Raffinose consists of glucose, fructose, and galactose. The enzyme required for its degradation, α-galactosidase, has been found in microbes but not humans or mice. Nicotine is a vital micronutrient needed for the energy cycle of the cell and is derived from the amino acid tryptophan by microbes, regardless of its availability in the diet.
“The abilities of the SPF microbiota and OMM12 to similarly affect the abundance of molecules such as raffinose and nicotinate suggest that these may be well-conserved metabolic pathways in bacteria, or that a specific member of the OMM12 consortium is able to normalize to murine SPF levels.. “
However, none of the 12 symbionts in OMM12 mice appear to produce tryptophanase.
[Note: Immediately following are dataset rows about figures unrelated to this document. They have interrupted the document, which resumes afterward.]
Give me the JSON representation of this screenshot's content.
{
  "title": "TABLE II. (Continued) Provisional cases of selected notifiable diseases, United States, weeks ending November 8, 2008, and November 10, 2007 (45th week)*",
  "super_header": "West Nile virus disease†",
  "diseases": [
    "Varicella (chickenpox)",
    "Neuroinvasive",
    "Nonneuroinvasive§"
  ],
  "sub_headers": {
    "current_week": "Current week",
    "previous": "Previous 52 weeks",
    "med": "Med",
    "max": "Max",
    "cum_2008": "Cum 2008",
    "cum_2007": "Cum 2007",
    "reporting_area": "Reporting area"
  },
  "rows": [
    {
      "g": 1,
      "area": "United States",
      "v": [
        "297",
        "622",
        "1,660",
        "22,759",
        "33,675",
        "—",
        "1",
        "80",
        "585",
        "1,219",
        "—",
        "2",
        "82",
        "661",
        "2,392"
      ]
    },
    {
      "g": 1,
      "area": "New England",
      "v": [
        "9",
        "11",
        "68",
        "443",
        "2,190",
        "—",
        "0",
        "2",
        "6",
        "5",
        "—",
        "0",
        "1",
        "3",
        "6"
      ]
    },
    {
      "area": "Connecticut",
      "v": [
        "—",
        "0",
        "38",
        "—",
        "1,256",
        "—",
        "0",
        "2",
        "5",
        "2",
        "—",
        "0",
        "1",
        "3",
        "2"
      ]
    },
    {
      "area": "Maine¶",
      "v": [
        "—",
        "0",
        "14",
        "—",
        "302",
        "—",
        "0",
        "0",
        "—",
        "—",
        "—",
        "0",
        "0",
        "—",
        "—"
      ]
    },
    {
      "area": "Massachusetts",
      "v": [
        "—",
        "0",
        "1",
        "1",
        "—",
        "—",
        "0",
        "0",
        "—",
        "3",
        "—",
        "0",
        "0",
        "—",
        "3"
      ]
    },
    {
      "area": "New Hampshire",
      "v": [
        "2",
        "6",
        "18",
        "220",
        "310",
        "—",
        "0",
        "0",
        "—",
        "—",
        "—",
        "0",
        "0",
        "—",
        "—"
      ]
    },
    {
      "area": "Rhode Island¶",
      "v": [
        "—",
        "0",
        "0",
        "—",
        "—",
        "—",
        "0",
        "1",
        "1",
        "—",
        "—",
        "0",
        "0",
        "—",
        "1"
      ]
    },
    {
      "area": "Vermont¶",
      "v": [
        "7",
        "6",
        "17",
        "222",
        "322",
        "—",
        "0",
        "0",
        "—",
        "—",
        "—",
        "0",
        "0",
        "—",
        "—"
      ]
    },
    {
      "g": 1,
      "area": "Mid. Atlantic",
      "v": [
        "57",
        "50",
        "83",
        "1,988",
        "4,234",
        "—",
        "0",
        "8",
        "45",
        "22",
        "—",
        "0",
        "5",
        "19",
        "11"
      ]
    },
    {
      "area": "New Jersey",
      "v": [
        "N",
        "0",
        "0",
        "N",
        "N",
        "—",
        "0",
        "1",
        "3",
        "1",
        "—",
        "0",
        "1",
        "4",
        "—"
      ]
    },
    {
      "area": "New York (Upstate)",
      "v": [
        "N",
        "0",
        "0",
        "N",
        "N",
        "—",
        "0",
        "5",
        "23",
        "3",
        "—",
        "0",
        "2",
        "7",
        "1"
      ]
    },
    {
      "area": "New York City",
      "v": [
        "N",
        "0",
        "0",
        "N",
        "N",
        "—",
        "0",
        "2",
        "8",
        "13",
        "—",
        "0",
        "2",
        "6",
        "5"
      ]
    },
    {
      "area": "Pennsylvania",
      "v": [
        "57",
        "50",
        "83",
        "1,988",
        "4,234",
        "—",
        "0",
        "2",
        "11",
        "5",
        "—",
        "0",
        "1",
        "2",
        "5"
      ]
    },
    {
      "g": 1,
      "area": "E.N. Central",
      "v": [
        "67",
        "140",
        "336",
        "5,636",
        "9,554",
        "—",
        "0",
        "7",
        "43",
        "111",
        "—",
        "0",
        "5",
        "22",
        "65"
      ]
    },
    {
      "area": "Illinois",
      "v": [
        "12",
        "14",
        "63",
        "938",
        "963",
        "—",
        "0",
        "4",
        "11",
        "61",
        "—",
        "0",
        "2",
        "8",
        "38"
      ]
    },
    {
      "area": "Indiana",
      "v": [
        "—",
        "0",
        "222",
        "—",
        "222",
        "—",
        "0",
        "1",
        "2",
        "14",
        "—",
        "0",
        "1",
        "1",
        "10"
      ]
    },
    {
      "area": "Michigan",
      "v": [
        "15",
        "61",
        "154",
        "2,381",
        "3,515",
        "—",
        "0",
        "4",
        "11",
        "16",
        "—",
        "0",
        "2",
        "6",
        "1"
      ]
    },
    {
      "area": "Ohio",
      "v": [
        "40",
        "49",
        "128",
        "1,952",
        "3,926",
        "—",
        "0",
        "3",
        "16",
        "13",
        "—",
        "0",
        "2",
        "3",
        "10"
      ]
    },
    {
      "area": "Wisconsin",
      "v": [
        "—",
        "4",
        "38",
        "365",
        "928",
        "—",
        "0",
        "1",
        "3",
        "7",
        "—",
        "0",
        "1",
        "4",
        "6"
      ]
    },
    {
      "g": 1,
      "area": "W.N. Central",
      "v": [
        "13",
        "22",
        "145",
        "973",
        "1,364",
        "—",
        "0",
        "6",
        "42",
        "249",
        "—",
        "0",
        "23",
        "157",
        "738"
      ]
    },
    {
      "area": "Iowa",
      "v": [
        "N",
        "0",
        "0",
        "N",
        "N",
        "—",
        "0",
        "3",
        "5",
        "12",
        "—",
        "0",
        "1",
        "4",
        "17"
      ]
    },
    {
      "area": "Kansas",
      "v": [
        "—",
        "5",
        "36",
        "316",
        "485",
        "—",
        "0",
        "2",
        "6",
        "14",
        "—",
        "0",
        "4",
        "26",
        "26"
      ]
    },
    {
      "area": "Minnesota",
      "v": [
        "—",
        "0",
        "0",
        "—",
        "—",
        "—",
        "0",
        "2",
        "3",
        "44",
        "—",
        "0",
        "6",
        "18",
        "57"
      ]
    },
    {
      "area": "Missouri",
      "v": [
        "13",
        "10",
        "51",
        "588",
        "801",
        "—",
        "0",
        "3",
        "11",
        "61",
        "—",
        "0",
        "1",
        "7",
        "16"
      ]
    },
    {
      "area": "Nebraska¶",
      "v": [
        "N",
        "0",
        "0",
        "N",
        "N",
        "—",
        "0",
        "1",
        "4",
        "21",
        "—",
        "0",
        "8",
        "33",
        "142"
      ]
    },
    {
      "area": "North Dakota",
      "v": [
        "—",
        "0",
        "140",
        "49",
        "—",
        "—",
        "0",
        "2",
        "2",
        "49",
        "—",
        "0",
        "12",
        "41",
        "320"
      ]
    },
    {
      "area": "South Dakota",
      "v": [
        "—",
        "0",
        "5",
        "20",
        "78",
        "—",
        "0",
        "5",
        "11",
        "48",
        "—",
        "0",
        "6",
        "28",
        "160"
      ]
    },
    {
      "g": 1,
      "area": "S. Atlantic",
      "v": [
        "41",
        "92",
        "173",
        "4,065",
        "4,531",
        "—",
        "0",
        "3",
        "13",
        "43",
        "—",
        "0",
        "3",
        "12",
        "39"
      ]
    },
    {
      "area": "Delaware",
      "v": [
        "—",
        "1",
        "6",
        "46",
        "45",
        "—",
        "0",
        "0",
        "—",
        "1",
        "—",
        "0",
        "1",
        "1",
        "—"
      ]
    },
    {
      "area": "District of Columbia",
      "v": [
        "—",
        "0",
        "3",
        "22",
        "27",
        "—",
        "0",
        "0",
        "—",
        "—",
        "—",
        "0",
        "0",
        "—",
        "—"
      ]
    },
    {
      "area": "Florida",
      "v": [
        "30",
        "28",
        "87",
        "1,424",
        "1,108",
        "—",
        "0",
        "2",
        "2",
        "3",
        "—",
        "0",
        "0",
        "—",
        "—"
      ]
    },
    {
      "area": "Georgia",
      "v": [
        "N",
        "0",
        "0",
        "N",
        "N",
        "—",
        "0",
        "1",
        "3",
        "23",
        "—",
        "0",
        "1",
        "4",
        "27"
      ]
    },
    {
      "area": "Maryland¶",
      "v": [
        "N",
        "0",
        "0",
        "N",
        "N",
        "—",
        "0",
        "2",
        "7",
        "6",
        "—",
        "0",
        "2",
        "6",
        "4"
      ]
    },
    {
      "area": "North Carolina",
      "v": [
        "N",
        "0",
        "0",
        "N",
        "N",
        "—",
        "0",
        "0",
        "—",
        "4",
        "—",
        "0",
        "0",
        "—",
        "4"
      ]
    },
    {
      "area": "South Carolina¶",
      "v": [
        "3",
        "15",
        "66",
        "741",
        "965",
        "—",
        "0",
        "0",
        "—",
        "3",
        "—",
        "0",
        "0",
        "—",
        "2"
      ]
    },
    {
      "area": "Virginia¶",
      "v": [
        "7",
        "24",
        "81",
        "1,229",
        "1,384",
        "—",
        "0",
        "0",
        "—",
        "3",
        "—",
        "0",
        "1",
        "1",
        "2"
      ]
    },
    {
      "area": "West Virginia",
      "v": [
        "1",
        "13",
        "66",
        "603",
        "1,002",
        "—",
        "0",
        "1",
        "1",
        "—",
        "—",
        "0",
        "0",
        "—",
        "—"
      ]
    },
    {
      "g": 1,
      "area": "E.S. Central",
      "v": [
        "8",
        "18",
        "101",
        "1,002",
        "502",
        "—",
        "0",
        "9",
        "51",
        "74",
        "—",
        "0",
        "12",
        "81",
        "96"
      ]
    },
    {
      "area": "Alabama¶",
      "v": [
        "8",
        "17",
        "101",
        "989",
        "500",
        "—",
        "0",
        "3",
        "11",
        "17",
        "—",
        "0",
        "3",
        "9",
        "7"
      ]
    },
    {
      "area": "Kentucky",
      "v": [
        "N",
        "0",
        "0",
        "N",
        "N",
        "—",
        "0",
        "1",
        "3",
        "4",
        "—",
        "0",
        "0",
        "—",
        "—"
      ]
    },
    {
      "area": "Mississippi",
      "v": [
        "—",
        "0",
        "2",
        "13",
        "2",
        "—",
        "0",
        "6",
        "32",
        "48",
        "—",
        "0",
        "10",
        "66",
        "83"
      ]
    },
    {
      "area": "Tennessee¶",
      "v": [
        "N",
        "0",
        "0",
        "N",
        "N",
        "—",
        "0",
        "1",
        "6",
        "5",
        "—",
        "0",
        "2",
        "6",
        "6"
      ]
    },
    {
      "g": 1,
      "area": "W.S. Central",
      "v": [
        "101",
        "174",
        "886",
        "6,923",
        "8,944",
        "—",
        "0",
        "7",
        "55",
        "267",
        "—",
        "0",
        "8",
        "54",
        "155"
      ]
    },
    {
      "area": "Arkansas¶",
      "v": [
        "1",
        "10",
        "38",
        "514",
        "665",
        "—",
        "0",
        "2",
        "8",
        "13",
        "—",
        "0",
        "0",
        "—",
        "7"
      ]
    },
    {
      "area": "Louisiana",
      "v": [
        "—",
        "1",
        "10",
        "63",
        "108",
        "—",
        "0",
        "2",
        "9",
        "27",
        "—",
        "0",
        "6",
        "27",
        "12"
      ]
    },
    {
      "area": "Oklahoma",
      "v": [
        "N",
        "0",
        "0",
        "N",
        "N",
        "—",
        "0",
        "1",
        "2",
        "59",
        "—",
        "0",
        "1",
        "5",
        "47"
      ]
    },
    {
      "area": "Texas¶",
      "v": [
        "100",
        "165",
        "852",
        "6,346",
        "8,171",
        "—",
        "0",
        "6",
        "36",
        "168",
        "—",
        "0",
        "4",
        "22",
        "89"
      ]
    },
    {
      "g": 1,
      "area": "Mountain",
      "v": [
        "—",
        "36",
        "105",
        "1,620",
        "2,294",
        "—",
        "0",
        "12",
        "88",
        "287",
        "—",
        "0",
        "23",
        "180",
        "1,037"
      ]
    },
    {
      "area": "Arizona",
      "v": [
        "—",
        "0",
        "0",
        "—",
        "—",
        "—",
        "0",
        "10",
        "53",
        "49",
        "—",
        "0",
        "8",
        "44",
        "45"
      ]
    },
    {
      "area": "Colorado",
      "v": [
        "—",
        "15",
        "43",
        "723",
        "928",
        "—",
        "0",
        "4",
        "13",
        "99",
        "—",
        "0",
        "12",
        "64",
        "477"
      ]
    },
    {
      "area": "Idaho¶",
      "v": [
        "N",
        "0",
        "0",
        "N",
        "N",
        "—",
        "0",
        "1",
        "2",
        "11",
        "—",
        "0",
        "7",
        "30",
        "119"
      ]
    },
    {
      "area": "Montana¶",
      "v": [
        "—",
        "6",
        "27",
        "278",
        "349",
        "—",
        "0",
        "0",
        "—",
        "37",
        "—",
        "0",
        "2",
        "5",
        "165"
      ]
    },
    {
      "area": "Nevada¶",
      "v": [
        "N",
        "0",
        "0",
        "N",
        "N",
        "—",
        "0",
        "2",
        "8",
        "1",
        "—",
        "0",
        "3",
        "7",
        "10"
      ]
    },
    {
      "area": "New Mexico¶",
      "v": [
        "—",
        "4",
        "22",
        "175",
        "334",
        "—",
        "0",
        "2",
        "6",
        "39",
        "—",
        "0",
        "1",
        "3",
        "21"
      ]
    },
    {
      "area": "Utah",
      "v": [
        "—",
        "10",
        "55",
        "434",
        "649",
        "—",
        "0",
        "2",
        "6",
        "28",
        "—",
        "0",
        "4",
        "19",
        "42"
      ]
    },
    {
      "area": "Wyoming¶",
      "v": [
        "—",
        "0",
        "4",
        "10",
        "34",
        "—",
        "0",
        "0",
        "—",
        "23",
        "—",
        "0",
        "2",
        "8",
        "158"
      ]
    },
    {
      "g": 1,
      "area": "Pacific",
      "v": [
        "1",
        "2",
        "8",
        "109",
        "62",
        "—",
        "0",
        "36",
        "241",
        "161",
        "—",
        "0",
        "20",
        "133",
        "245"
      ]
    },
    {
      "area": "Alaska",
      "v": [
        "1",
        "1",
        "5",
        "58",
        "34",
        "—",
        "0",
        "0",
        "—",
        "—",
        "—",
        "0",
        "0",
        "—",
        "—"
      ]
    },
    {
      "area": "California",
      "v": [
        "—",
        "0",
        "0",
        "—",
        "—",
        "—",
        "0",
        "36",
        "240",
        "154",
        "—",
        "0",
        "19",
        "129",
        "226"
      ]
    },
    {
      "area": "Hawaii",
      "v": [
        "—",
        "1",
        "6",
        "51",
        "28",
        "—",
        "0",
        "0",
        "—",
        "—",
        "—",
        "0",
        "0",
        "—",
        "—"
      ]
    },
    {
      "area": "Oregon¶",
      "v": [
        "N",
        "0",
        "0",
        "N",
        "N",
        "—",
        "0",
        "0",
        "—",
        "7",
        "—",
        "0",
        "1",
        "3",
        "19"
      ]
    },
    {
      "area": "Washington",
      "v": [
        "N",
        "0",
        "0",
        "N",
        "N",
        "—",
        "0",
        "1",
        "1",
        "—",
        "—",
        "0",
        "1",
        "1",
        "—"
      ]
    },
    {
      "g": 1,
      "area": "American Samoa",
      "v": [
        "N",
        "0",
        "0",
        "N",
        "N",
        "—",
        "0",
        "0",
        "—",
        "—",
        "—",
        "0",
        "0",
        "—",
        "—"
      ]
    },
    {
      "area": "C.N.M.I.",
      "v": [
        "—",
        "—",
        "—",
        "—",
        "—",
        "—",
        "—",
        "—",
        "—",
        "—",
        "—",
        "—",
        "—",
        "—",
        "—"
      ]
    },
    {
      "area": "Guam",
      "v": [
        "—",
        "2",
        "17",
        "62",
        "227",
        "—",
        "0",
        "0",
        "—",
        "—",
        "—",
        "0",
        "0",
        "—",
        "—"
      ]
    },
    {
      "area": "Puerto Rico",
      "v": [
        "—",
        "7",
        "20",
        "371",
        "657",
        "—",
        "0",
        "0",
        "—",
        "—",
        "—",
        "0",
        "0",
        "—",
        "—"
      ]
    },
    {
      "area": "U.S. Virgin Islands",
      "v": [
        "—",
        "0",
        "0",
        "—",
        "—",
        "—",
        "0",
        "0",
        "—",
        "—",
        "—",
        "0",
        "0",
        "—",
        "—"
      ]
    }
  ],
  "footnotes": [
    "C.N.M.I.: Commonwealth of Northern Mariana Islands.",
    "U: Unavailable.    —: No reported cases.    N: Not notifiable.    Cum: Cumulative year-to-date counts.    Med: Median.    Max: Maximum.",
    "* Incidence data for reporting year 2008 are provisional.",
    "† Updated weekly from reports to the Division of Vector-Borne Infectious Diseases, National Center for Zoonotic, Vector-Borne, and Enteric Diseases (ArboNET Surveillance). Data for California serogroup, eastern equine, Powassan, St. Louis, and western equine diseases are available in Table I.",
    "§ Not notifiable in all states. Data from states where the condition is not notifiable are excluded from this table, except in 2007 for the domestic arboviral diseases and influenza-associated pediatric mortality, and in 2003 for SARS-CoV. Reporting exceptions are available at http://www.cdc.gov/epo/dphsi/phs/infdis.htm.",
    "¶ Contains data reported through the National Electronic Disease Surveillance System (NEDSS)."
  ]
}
Similar changes were also seen at sites other than the GI, indicating “Metabolic preferences of microbial communities, which have an effect on metabolite concentration. “
Effects of age on microbiota-induced metabolite profiles were also notable, although this was also modulated by the local microbiome. GF mice showed higher levels of uridine and histidine, among others, in the lower GI tract at eight weeks, compared to three weeks. This was not the case when comparing mice with different microbiota, such as SPF and GF mice.
This indicates that the influence of the bacterium on host metabolism varies with the stage of development. Some metabolites also showed significant variation with sex in OMM12 or SPF mice but not in GF mice, showing metabolic differences influenced by sex hormones in adult mice mediated by the microbiome.
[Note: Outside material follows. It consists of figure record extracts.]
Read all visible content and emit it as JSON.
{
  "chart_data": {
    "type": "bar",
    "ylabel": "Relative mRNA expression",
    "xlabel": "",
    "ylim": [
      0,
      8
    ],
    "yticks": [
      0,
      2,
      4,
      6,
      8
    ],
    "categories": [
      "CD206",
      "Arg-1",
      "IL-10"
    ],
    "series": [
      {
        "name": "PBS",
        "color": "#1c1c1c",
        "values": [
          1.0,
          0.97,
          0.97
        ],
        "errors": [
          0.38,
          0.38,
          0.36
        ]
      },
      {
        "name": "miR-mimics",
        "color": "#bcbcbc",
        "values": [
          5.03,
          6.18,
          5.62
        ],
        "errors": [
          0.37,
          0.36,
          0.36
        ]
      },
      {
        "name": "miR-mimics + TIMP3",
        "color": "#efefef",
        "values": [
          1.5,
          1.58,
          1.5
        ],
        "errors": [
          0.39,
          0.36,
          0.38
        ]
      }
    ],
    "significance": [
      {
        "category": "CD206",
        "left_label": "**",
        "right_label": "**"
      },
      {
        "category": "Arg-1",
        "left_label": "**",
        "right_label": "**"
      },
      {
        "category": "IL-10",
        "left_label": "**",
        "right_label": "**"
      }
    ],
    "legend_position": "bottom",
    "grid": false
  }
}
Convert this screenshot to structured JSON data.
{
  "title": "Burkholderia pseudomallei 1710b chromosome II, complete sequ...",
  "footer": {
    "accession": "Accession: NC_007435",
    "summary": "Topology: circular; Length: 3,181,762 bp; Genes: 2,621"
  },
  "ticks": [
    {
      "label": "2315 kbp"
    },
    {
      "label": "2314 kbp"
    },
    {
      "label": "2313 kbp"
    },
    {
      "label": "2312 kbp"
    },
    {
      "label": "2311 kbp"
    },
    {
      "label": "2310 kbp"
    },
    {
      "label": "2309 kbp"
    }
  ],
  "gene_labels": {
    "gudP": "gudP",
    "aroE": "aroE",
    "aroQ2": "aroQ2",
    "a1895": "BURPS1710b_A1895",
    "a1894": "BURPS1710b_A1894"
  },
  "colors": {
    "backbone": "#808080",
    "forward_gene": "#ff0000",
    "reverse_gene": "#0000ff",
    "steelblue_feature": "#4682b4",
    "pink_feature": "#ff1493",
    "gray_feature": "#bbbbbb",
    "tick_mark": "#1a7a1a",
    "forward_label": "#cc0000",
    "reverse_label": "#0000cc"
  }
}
The study helps understand more about how gut microbes interact with the host via metabolites and could aid future research. For example, it shows the significant effect of a specific GI site on a metabolite, which is mainly determined by the microorganism.
The absence of multiple metabolic pathways in GF mice underscores the significant contribution of the microbiome to human metabolism.
What are the effects?
“Leveraging microbe-metabolite-host interactions toward personalized medicine holds great promise for improving health and preventing disease.. “
The study showed that microbes differentially alter levels of certain metabolites depending on the presence of particular taxa. In addition, age and sex modulate the effects of the microbiome on metabolism.
While the study was able to identify differences in 140 metabolites using semi-targeted methods, this is only the tip of the iceberg. Multiple orders of magnitude of metabolites remain that are not identified by these methods. Thus the study may provide a pattern for future microbiome studies regarding these modifiers.